Шрифт:
Интервал:
Закладка:
Основная часть зданий была одноэтажной, с односкатными, черепичными крышами. Двухэтажные дома располагались в глубине двора. При той плотности застройки, какая тогда существовала, это был единственный хорошо продуманный план, размещения строений. Высокие здания, с деревянными верандами, не заслоняли маленьким солнечного света. Ориентировалось направление оси двора по отношению к солнцу. Почти в каждом дворе был колодец, отделанный камнем, часто жерло его не возвышалось над уровнем земли. Вода в них была разного вкуса, и пресной, и соленой. Ее использовали для хозяйственных нужд. Это было еще и важно потому, что в большей части города подпочвенные воды слишком близко подходили к поверхности. Используя воду колодцев, уменьшали возможность подтопления квартир. По этой же причине город, испытывая нужду в площадях, многие территории не осваивал. Мало того, чтобы вода не причиняла бед растениям и жилью, приходилось осуществлять принудительную откачку подпочвенных вод,
для чего на Японском поле стояло несколько водокачек. Были они и в разрыве Кировского и Сталинского районов города. Теперь их нет. Не потому ли подвалы домов, построенных здесь, напоминают инкубаторы для разведения лягушек? А вот питьевой воды, действительно, не хватало, да и по вкусу она была солоноватой и жесткой. Хорошую питьевую воду продавали: одна копейка – ведро. Обычная питьевая вода по сравнению с «керченской» казалась нам дождевой и невкусной. Даже мыло в нашей воде не пенилось, как ему положено. Чтобы вымыть волосы, женщины добавляли в воду куриный желток. Самые красивые здания города были построены бывшим владельцем Керченской табачной фабрики Месаксуди, эмигрировавшего, при уходе войск Врангеля из Крыма, в Турцию. Новостройки советского времени находились там, где располагались «гиганты индустрии» города – Колонка и Камыш-Бурун. В центре города незадолго до войны были построены здания гостиницы «Керчь» и госбанка. Строилось много школ, новых, типовых, с высокими потолками, огромными светлыми окнами. С такими же окнами и высокими потолками строились и жилые здания. Девиз был такой: «из темноты к свету!» Старина еще уживалась с новым, хотя потихоньку сдавала свои позиции. Так, одновременно существовали и современные и дореволюционные названия улиц: Карла Маркса – Николаевская, Театральная – Греческая и Дворянская, Ленина – Воронцовская, Свердлова – Спицинская… Функционировали три кладбища. Одно располагалось там, где и сейчас находится. Два других были в конце ул. Чкалова, друг против друга, еврейское и мусульманское. Оба кладбища не имели символов, захоронения просты и одинаковы у всех. Хоронили теперь здесь только лиц, ортодоксальных направлений веры. Умерших лиц других национальностей хоронили на городском. В центре его находилась часовня.

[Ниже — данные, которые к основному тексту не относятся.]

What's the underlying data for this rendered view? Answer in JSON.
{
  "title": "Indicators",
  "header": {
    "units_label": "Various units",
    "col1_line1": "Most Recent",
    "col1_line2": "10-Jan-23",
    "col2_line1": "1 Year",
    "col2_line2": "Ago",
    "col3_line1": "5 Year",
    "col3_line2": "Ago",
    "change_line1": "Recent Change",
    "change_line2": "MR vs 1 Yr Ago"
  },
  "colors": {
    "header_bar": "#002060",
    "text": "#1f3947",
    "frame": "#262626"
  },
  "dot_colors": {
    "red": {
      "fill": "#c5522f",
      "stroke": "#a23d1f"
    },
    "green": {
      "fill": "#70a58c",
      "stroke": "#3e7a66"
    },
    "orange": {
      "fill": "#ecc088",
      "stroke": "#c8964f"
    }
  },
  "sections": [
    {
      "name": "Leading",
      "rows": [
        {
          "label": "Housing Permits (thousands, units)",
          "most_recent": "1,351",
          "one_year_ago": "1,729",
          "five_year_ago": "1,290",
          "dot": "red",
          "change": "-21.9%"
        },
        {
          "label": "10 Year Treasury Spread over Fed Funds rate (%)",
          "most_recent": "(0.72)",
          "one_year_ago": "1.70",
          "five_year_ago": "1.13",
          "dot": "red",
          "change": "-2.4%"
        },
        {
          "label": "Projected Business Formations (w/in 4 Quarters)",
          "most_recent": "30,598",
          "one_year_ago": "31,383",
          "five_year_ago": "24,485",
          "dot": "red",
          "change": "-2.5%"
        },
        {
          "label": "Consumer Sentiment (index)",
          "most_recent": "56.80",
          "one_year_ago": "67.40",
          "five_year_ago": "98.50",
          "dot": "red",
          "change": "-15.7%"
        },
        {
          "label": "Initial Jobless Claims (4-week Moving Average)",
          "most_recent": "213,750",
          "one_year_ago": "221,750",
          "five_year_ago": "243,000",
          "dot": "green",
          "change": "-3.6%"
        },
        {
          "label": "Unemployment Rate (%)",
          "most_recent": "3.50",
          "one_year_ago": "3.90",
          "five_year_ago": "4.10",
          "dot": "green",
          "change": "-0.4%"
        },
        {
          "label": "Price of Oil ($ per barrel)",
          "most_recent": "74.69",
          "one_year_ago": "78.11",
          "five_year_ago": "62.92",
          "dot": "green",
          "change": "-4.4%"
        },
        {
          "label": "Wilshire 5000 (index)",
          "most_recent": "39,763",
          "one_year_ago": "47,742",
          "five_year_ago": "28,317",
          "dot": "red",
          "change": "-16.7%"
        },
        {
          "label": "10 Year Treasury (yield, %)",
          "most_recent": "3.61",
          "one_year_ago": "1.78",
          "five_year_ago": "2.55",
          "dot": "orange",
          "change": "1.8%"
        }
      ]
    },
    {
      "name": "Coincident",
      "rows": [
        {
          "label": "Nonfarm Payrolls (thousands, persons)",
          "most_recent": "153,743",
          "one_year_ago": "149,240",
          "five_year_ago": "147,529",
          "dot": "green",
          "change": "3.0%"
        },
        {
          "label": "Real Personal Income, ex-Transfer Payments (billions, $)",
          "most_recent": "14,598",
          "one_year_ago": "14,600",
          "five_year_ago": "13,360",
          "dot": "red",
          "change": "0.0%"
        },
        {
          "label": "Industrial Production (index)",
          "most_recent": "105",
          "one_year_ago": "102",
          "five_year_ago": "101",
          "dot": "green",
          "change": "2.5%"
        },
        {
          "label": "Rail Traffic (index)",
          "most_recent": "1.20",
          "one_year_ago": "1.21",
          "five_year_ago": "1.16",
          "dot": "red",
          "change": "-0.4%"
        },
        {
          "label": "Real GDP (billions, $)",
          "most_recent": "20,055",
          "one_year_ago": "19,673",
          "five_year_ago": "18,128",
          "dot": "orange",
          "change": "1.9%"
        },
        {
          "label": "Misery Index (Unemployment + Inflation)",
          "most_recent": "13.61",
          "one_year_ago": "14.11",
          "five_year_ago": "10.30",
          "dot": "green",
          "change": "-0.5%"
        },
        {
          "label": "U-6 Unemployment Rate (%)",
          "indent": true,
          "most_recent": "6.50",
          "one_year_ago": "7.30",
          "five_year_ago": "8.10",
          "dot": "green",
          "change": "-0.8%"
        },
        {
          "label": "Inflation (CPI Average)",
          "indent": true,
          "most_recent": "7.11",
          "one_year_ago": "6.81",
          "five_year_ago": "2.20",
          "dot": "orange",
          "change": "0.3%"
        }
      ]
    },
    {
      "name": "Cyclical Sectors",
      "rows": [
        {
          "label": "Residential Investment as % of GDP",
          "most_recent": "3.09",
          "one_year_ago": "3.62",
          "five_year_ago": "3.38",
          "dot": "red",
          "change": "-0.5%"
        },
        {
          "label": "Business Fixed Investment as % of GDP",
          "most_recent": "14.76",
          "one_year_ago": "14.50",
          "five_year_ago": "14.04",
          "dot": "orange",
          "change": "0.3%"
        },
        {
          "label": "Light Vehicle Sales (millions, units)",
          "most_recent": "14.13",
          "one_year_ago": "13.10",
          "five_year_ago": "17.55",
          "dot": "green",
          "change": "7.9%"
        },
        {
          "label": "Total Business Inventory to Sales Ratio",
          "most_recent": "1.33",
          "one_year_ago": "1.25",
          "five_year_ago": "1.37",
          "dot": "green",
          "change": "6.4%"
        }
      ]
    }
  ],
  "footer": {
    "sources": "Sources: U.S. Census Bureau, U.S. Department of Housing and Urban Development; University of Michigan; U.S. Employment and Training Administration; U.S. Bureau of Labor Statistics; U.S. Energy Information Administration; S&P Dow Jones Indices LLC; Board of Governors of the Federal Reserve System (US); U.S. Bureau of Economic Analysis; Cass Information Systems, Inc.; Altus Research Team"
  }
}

Центральную часть города рассекала на две неравные половины речка с названием -«Мелек-Чесме» В глубокой древности она называлась еще и «Пантикапой». Сегодня ее величают – «Приморская», по-моему, абсолютно, безликое название. Ближе к морю были видны следы попыток напялить на речку каменный наряд. Впрочем, перед самой Отечественной войной ее все-таки облицевали в пределах густонаселенной части города камнем-известняком. Напротив Сенного рынка в речке имелся причал с четырьмя прикованными лодками, что естественно, позволяло считать ее «судоходной». Ливневые стоки городских улиц действовали превосходно, поэтому уровень реки после дождей поднимался незначительно. Только один раз до войны речка взбунтовалась, после многочасового ливня, вышла из берегов, залив Сенную площадь и прилегающие улицы водой. Площадь превратилась на несколько часов в озеро. Это дало возможность мальчишкам из близлежащих домов испробовать мореходные качества корыт и лоханей. В городе еще было две речки, уступающие по полноводности «Мелек-Чесме». Одна из них называлась «Булганак, – протекала по средине ул. Годуванцева, на которой располагался наш двор. Впадала она в море вблизи железнодорожного вокзала Керчь I, Вторая – «Джарджава» протекала по северной оконечности Солдатской слободки. Обе речки с трудом тянули на звание ручья, хотя вода в них была прозрачной, и в ней даже резвились стайки необычайно мелкой рыбешки. Керчь, во времена Спартокидов, утопающая в садах и лесах, превратилась в пыльный город, продуваемый злыми ветрами со всех сторон. Зеленый наряд был им в незапамятные времена сброшен. Оставалось незначительное количество акаций и диких маслин, высаженных редко, вдоль узких тротуаров. Тротуары были из надгробных плит, не представляющих интереса для археологов. В отдельных дворах можно было увидеть реденькие кусты винограда в виде беседок. Охранялись они хозяевами более надежно, чем это делал дракон, торчащий постоянно около дерева, на котором под солнцем и ветром болталось Золотое Руно. Норд-Ост, наиболее частый гость из ветров, выдувал из пазов между булыжниками мостовой песок и швырял его в лица прохожих. Приходилось часто отворачиваться, или двигаться бочком, как это делает при движении краб. Зато дворникам он здорово помогал, оставалось только выгребать мусор из тех мест, куда ветер заглянуть не мог, но сгонял все, что было под силу ему.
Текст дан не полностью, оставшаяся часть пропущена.